In the second case, Florida vs. Harris, a sheriff's deputy pulled 
over Clayton Harris because the truck he was driving had an expired 
license plate. Harris was shaking and breathing fast, so the deputy 
asked for permission to search his truck. When Harris said no, the 
deputy brought his trained dog, Aldo, over to the truck, and Aldo 
alerted him to a smell on one of the door handles. With that as his 
basis for a search, the deputy looked inside the truck and found 
ingredients for making methamphetamine.

Both Jardines and Harris challenged the searches as violations of 
their Fourth Amendment rights. They argue that the police should have 
gotten a warrant before they deployed Franky and Aldo. Back in 1983, 
however, the Supreme Court said that a dog sniff isn't a search under 
the Fourth Amendment, which means the police don't need a warrant.

The idea was that dogs are sui generis as a detection method because 
the only information they can provide is the presence or absence of 
drugs.
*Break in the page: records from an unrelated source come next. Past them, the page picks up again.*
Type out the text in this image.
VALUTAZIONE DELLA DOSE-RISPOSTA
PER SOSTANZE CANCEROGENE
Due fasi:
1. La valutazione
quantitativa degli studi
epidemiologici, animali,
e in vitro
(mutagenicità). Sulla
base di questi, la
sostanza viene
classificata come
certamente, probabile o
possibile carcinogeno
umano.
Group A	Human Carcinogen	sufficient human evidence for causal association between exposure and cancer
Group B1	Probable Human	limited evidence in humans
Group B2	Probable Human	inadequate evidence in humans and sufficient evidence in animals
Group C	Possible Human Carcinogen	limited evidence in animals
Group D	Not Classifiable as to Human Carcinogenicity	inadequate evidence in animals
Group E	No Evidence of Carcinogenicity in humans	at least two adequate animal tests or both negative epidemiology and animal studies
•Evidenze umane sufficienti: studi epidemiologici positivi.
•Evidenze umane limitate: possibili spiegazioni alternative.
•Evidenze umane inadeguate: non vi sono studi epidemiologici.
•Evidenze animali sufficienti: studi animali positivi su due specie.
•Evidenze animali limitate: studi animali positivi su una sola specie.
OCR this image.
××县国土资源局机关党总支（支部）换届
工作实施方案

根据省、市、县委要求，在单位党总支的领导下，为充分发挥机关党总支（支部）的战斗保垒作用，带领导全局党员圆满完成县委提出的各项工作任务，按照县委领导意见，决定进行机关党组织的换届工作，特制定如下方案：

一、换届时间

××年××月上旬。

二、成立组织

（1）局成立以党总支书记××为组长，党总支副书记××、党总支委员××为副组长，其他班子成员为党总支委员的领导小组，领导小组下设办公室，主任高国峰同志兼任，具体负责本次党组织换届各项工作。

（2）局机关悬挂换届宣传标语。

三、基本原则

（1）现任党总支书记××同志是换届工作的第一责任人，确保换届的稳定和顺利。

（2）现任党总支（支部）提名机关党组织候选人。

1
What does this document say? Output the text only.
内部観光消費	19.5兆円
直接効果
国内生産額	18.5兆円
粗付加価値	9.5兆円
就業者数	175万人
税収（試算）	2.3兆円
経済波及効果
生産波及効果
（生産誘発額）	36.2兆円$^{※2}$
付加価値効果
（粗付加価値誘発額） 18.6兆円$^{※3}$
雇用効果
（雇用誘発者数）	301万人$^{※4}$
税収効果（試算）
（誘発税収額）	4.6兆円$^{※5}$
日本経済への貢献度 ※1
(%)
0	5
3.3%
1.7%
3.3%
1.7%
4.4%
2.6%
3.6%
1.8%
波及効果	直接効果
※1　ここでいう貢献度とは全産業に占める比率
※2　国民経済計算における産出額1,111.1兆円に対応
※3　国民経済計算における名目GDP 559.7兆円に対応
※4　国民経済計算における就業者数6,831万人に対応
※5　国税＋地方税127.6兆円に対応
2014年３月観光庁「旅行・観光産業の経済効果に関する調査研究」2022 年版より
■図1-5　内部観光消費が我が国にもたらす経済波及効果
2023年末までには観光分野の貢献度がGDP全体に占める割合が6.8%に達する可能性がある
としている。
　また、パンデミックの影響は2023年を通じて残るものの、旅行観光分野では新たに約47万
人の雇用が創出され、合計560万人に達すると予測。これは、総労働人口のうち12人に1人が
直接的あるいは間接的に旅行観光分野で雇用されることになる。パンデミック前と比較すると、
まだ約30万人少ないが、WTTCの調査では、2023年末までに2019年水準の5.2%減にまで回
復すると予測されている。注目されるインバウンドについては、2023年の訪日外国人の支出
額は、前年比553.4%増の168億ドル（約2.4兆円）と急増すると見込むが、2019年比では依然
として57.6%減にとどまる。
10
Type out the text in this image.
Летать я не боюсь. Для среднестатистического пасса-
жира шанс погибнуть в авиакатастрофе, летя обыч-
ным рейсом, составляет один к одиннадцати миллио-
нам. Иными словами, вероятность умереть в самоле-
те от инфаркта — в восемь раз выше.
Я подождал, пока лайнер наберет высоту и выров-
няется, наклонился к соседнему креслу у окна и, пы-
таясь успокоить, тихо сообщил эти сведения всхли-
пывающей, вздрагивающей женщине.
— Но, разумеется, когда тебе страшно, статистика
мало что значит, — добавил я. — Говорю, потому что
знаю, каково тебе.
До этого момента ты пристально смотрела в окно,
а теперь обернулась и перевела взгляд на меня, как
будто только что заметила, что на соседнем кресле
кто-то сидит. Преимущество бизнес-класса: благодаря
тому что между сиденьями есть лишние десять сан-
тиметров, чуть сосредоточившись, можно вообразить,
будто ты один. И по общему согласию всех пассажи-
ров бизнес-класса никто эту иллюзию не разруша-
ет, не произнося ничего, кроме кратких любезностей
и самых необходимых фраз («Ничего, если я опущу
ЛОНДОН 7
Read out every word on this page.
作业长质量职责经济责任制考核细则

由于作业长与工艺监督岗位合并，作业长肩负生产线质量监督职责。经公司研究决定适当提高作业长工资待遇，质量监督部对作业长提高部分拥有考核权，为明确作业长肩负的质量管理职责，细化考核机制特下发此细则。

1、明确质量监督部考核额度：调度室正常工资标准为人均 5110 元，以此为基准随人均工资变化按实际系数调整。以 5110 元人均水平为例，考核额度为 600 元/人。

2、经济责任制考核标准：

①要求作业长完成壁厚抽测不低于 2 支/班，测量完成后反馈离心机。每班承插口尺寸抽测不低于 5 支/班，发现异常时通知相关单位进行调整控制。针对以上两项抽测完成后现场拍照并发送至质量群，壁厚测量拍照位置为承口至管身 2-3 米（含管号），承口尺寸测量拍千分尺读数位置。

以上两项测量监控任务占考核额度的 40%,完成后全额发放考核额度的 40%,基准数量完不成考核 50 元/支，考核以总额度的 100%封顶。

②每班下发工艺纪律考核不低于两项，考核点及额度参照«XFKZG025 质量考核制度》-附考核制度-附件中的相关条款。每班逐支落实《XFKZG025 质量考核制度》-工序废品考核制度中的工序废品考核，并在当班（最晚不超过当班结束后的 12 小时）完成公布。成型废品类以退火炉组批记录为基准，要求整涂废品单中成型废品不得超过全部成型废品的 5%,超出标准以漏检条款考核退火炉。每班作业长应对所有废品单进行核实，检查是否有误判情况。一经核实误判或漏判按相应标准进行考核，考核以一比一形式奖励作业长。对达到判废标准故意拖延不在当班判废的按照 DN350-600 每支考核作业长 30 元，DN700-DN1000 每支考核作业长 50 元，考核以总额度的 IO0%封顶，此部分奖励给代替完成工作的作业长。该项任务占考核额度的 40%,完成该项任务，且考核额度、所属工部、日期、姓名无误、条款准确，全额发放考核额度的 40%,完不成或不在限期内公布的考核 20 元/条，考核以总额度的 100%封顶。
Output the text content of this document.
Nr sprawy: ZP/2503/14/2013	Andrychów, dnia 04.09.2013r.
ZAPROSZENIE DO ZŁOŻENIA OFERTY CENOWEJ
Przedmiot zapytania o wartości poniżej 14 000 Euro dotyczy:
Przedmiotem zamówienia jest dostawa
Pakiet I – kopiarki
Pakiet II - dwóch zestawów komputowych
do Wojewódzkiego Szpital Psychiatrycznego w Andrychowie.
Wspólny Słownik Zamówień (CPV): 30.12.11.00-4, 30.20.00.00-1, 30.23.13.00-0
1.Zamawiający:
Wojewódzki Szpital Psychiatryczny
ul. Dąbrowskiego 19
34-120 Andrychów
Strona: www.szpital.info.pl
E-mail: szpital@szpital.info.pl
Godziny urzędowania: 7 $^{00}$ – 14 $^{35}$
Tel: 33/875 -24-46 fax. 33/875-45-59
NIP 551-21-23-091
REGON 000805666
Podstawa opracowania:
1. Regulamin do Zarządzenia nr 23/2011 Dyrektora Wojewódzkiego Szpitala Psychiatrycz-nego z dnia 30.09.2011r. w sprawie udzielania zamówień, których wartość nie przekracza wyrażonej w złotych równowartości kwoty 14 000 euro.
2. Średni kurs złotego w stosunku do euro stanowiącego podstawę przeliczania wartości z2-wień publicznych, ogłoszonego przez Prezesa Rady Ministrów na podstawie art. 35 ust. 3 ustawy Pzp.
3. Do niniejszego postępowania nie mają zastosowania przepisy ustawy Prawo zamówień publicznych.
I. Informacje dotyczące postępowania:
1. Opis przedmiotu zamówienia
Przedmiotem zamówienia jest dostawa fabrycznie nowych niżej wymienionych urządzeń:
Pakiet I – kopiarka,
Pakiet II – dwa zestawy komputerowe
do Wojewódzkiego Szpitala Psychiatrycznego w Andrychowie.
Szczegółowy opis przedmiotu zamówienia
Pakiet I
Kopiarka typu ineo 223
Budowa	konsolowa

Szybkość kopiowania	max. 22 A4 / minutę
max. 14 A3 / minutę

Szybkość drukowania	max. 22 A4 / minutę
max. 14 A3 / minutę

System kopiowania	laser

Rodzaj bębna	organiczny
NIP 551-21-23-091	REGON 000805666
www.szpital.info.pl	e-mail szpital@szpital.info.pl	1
Since nothing else is revealed, there's no privacy at stake. 
Key to the court's reasoning was "the assumption that sniffing dogs 
do not err."

That's how Justice David Souter put it in 2005, in dissenting from 
another pro-dog ruling. Souter said, in response to the argument that 
dogs can only detect the presence or absence of drugs, that "the 
infallible dog, however, is a creature of legal fiction." Souter's 
best evidence was an Illinois study showing that trained dogs tasked 
with sniffing for drugs came up with false positives between 12 and 
60 percent of the time.

Another problem for gauging the reliability of canines is the bias of 
their handlers. Researchers have concluded that handlers cue their 
dogs, deliberately or not, and this affects the animals' accuracy.

Does that matter? It might if you're the Supreme Court deciding 
whether a dog can sniff the front door of a house without a warrant. 
In its own brief, the National Police Canine Association reports that 
in 21/2 years of service, Franky sniffed out narcotics in nearly 400 
of 656 cases, leading to the seizure of thousands of grams of 
cocaine, heroin, methamphetamine and marijuana. We're not told the 
dog's rate of false positives. Instead, the canine association 
reassures us that when Franky didn't alert his handler to a scent, 
property owners were none the wiser - their privacy wasn't violated 
because they never knew their things had been sniffed.

But that, too, is questionable. Dogs cue to chemicals that are found 
in illegal drugs and also in all kinds of household products. Pickles 
and glue share an ingredient with heroin. Cocaine shares one with 
insecticides, perfume and food flavoring. In previous cases, the 
Supreme Court has ruled that the police must have a warrant to 
uncover intimate details at home-the temperature of the rooms in a 
house, for example.

Maybe we don't want dogs to come in without a warrant and tell the 
police what kind of perfume someone wears, either.